The state Senate is urging Congress to end endangered and threatened species protections for gray wolves in Michigan. It passed the resolution Tuesday on a mostly party-line vote.
Michigan has been debating for about two years whether to allow a wolf hunt in the Upper Peninsula. That question was recently put to rest when a federal judge ordered Michigan wolves back on the endangered species list, along with wolves in two other states.
State Sen. Tom Casperson, R-Escanaba, acknowledged that passing a Senate resolution may not have much of an impact. But he says the conversation is too important to end there.
“We are concerned for our children’s safety in our backyards,” said Casperson, who sponsored the resolution.
“When good people stop speaking out in opposing what’s going on here, we lose. And we don’t lose because we’re talking the truth or because we’re right on the issue, we lose because we let them continue to speak and be a megaphone. And then when people don’t understand the issue, we get voted against.”
Opponents of a wolf hunt say Upper Peninsula lawmakers are exaggerating the dangers wolves may pose to livestock and people.

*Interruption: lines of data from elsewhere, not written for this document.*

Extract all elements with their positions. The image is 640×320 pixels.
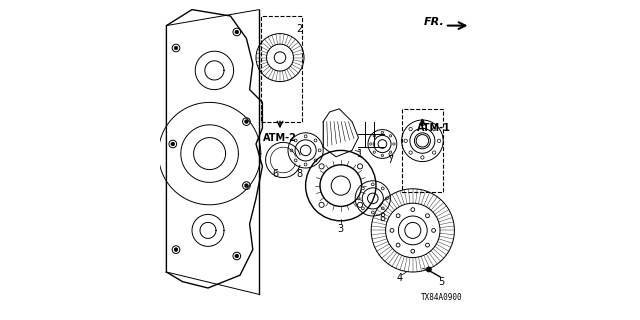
Circle shape <box>373 135 376 137</box>
Circle shape <box>385 197 388 200</box>
Circle shape <box>389 135 392 137</box>
Text: 4: 4 <box>397 273 403 284</box>
Circle shape <box>433 127 436 131</box>
Circle shape <box>381 131 383 134</box>
Circle shape <box>294 139 297 142</box>
Circle shape <box>381 207 384 210</box>
Text: 7: 7 <box>387 155 394 165</box>
Text: TX84A0900: TX84A0900 <box>420 293 463 302</box>
Circle shape <box>235 30 239 34</box>
Circle shape <box>235 254 239 258</box>
Circle shape <box>393 143 395 145</box>
Circle shape <box>409 127 412 131</box>
Circle shape <box>381 154 383 157</box>
Text: 8: 8 <box>380 212 385 223</box>
Circle shape <box>362 187 364 190</box>
Circle shape <box>409 151 412 154</box>
Circle shape <box>304 163 307 166</box>
Circle shape <box>244 120 248 124</box>
Text: 3: 3 <box>338 224 344 234</box>
Circle shape <box>433 151 436 154</box>
Circle shape <box>371 183 374 186</box>
Circle shape <box>389 151 392 153</box>
Text: ATM-2: ATM-2 <box>263 132 297 143</box>
Circle shape <box>420 123 424 126</box>
Text: 5: 5 <box>438 276 445 287</box>
Circle shape <box>437 139 441 142</box>
Text: ATM-1: ATM-1 <box>417 123 451 133</box>
Circle shape <box>304 135 307 138</box>
Circle shape <box>426 267 431 272</box>
Circle shape <box>294 159 297 162</box>
Text: 2: 2 <box>296 24 302 34</box>
Circle shape <box>362 207 364 210</box>
Circle shape <box>171 142 175 146</box>
Text: FR.: FR. <box>424 17 445 28</box>
Circle shape <box>318 149 321 152</box>
Circle shape <box>381 187 384 190</box>
Circle shape <box>357 197 360 200</box>
Circle shape <box>290 149 293 152</box>
Circle shape <box>420 156 424 159</box>
Circle shape <box>371 211 374 214</box>
Text: 8: 8 <box>296 169 302 180</box>
Text: 6: 6 <box>272 169 278 180</box>
Circle shape <box>370 143 372 145</box>
Circle shape <box>174 46 178 50</box>
Circle shape <box>174 248 178 252</box>
Circle shape <box>314 139 317 142</box>
Circle shape <box>244 184 248 188</box>
Circle shape <box>314 159 317 162</box>
Circle shape <box>373 151 376 153</box>
Text: 1: 1 <box>357 148 363 159</box>
Circle shape <box>404 139 408 142</box>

“We can’t find a single documented attack of a gray wolf on a person in Michigan ever,” said state Sen. Rebekah Warren, D-Ann Arbor.
In 2013, Casperson apologized on the floor of the state Senate for including an inaccurate account of a wolf sighting outside a daycare facility in a similar resolution to Congress that the Senate approved in 2011. Casperson’s apology came about a month before Michigan’s first-ever managed wolf hunt in December 2013.